Por fim, o órgão ainda sugeriu o cancelamento da reunião, marcada inicialmente para esta segunda-feira, no Parque São Jorge, com primeira chamada a partir das 18h (de Brasília).
Na última sexta-feira, Romeu Tuma Júnior e Leonardo Pantaleão, presidente da Comissão de Ética e Disciplina e vice do CD, enviaram um ofício aos conselheiros do clube no qual esclareceram que não reconhecem a reunião agendada recentemente por Osmar Stabile.

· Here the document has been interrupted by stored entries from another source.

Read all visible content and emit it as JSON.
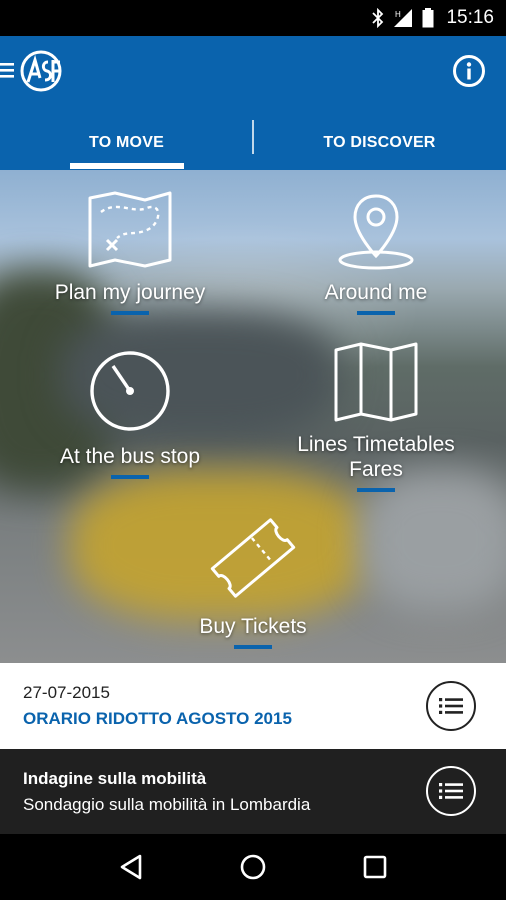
{
  "status_bar": {
    "time": "15:16",
    "icons": [
      "bluetooth-icon",
      "signal-icon",
      "battery-icon"
    ]
  },
  "app_bar": {
    "logo_text": "ASF",
    "tabs": [
      {
        "label": "TO MOVE",
        "active": true
      },
      {
        "label": "TO DISCOVER",
        "active": false
      }
    ]
  },
  "actions": {
    "plan": "Plan my journey",
    "around": "Around me",
    "bus_stop": "At the bus stop",
    "lines": "Lines Timetables\nFares",
    "tickets": "Buy Tickets"
  },
  "news": {
    "date": "27-07-2015",
    "title": "ORARIO RIDOTTO AGOSTO 2015"
  },
  "survey": {
    "title": "Indagine sulla mobilità",
    "subtitle": "Sondaggio sulla mobilità in Lombardia"
  },
  "colors": {
    "brand": "#0a63ad",
    "dark_row": "#202020"
  }
}
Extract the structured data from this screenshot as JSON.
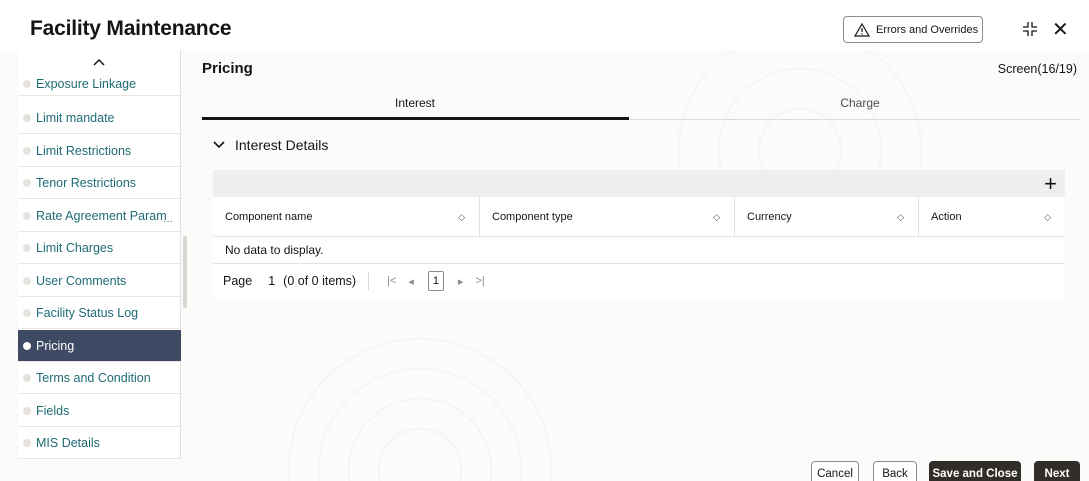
{
  "header": {
    "title": "Facility Maintenance",
    "errors_button": "Errors and Overrides"
  },
  "sidebar": {
    "items": [
      {
        "label": "Exposure Linkage",
        "active": false
      },
      {
        "label": "Limit mandate",
        "active": false
      },
      {
        "label": "Limit Restrictions",
        "active": false
      },
      {
        "label": "Tenor Restrictions",
        "active": false
      },
      {
        "label": "Rate Agreement Param",
        "active": false
      },
      {
        "label": "Limit Charges",
        "active": false
      },
      {
        "label": "User Comments",
        "active": false
      },
      {
        "label": "Facility Status Log",
        "active": false
      },
      {
        "label": "Pricing",
        "active": true
      },
      {
        "label": "Terms and Condition",
        "active": false
      },
      {
        "label": "Fields",
        "active": false
      },
      {
        "label": "MIS Details",
        "active": false
      }
    ],
    "up_arrow": "^"
  },
  "main": {
    "title": "Pricing",
    "screen_count": "Screen(16/19)",
    "tabs": [
      {
        "label": "Interest",
        "active": true
      },
      {
        "label": "Charge",
        "active": false
      }
    ],
    "section_title": "Interest Details",
    "table": {
      "columns": [
        "Component name",
        "Component type",
        "Currency",
        "Action"
      ],
      "empty_text": "No data to display."
    },
    "pager": {
      "page_label": "Page",
      "page_value": "1",
      "items_text": "(0 of 0 items)",
      "current_page": "1"
    }
  },
  "footer": {
    "cancel": "Cancel",
    "back": "Back",
    "save_close": "Save and Close",
    "next": "Next"
  },
  "colors": {
    "accent_dark": "#312d2a",
    "sidebar_active": "#3e4a63",
    "link_teal": "#1f6b75"
  }
}
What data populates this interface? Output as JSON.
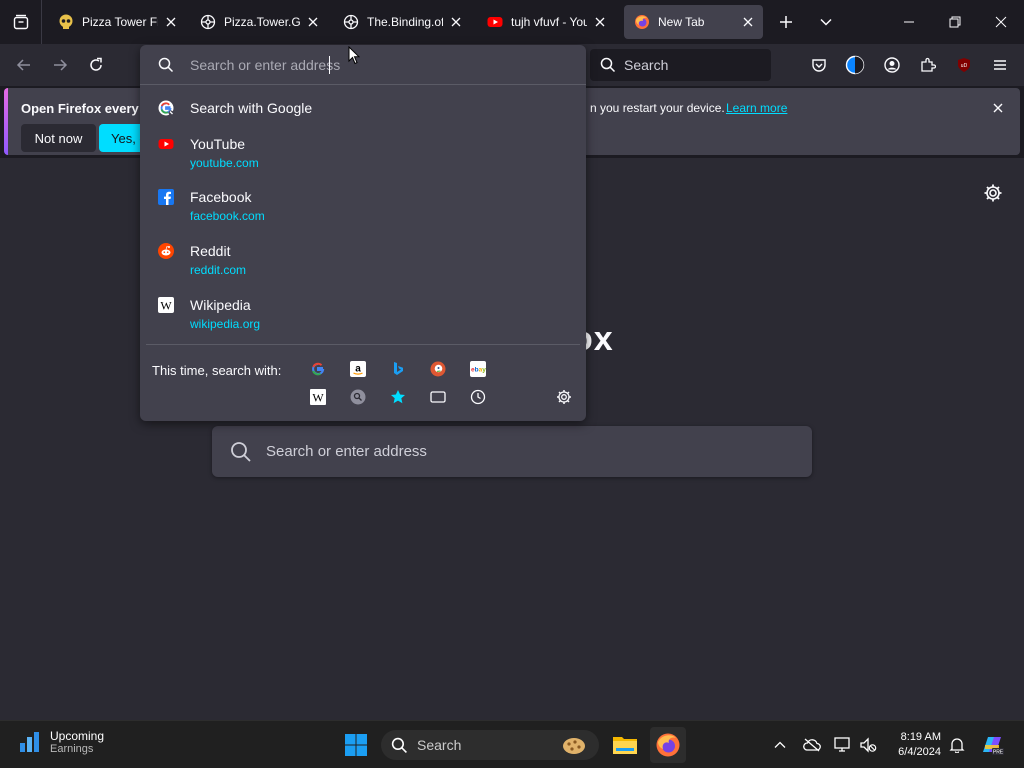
{
  "tabs": [
    {
      "title": "Pizza Tower Free",
      "icon": "skull-favicon-icon",
      "active": false
    },
    {
      "title": "Pizza.Tower.Gam",
      "icon": "globe-favicon-icon",
      "active": false
    },
    {
      "title": "The.Binding.of.I",
      "icon": "globe-favicon-icon",
      "active": false
    },
    {
      "title": "tujh vfuvf - You",
      "icon": "youtube-favicon-icon",
      "active": false
    },
    {
      "title": "New Tab",
      "icon": "firefox-favicon-icon",
      "active": true
    }
  ],
  "toolbar": {
    "search_label": "Search"
  },
  "urlbar": {
    "placeholder": "Search or enter address",
    "suggestions": [
      {
        "title": "Search with Google",
        "url": "",
        "icon": "google-icon"
      },
      {
        "title": "YouTube",
        "url": "youtube.com",
        "icon": "youtube-icon"
      },
      {
        "title": "Facebook",
        "url": "facebook.com",
        "icon": "facebook-icon"
      },
      {
        "title": "Reddit",
        "url": "reddit.com",
        "icon": "reddit-icon"
      },
      {
        "title": "Wikipedia",
        "url": "wikipedia.org",
        "icon": "wikipedia-icon"
      }
    ],
    "one_off_label": "This time, search with:",
    "engines_row1": [
      "google-icon",
      "amazon-icon",
      "bing-icon",
      "duckduckgo-icon",
      "ebay-icon"
    ],
    "engines_row2": [
      "wikipedia-icon",
      "search-engine-icon",
      "bookmarks-star-icon",
      "tabs-icon",
      "history-icon"
    ]
  },
  "notification": {
    "text_start": "Open Firefox every ti",
    "text_end": "n you restart your device.",
    "learn_more": "Learn more",
    "not_now": "Not now",
    "yes": "Yes, c"
  },
  "newtab": {
    "logo_text": "ox",
    "search_placeholder": "Search or enter address"
  },
  "taskbar": {
    "widget_title": "Upcoming",
    "widget_subtitle": "Earnings",
    "search_label": "Search",
    "time": "8:19 AM",
    "date": "6/4/2024"
  },
  "colors": {
    "accent_cyan": "#00ddff",
    "panel_bg": "#42414d",
    "toolbar_bg": "#2b2a33",
    "frame_bg": "#1c1b22"
  }
}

Tuma e Pantaleão entendem que o ato não tem validade sob a alegação de que a medida carece de regularidade formal, uma vez que a convocação foi feita por “autoridade desprovida de competência para a prática”. A reunião marcada por Stabile ainda foi vista como uma “afronta à sistemática estatutária que rege o funcionamento do Conselho Deliberativo”.
Também na sexta-feira, o MP-SP, por meio do promotor Cássio Roberto Conserino, enviou uma representação à Promotoria de Justiça do Patrimônio Público e Social para pedir a inclusão do atrito entre Stabile e Tuma ao inquérito que apura a necessidade de uma possível intervenção judicial no clube do Parque São Jorge, instaurado em dezembro do ano passado.
Como revelado pela reportagem, Conserino citou a reunião marcada unilateralmente por Stabile. O MP-SP foi alertado do “possível ato administrativo irregular” por meio de um e-mail enviado por dois conselheiros e mais três sócios.
O entendimento do promotor aponta que os “possíveis atos administrativos irregulares” caminham “na mesma direção de uma eventual intervenção judicial”. Neste sentido, o promotor alegou que o atrito administrativo entre Stabile e Romeu Tuma Júnior seria mais um motivo para formalizar a intervenção judicial no Corinthians, conforme precedentes do STF (Superior Tribunal Federal).
O desentendimento entre Romeu Tuma Júnior e Osmar Stabile ganhou força em reunião para votação da reforma do Estatuto Social, que terminou em bate-boca no Parque São Jorge, no último dia 9 de março.
Dias depois da confusão, Stabile protocolou um pedido de afastamento cautelar de Romeu Tuma Júnior na Comissão de Ética e Disciplina do Conselho Deliberativo do Corinthians, com base nos Artigos 27, 28 e 30 do estatuto alvinegro.
Já na última quarta-feira, o presidente do Corinthians, sem ter feito contato com o Conselho Deliberativo, convocou uma reunião extraordinária do CD com o intuito de votar o afastamento provisório de Romeu Tuma Júnior, tomando como base o Artigo 112, item 6, do Estatuto Social do Timão.
Romeu Tuma Júnior recebeu com “indignação” a reunião extraordinária do CD convocada por Stabile. Em contato com a Gazeta Esportiva, o presidente do órgão reiterou que não foi comunicado sobre a convocação e classificou o ato de Stabile como uma “manobra golpista”. Ele também falou em “estratégia deliberada” para obstruir o avanço do projeto de reforma do Estatuto do Corinthians.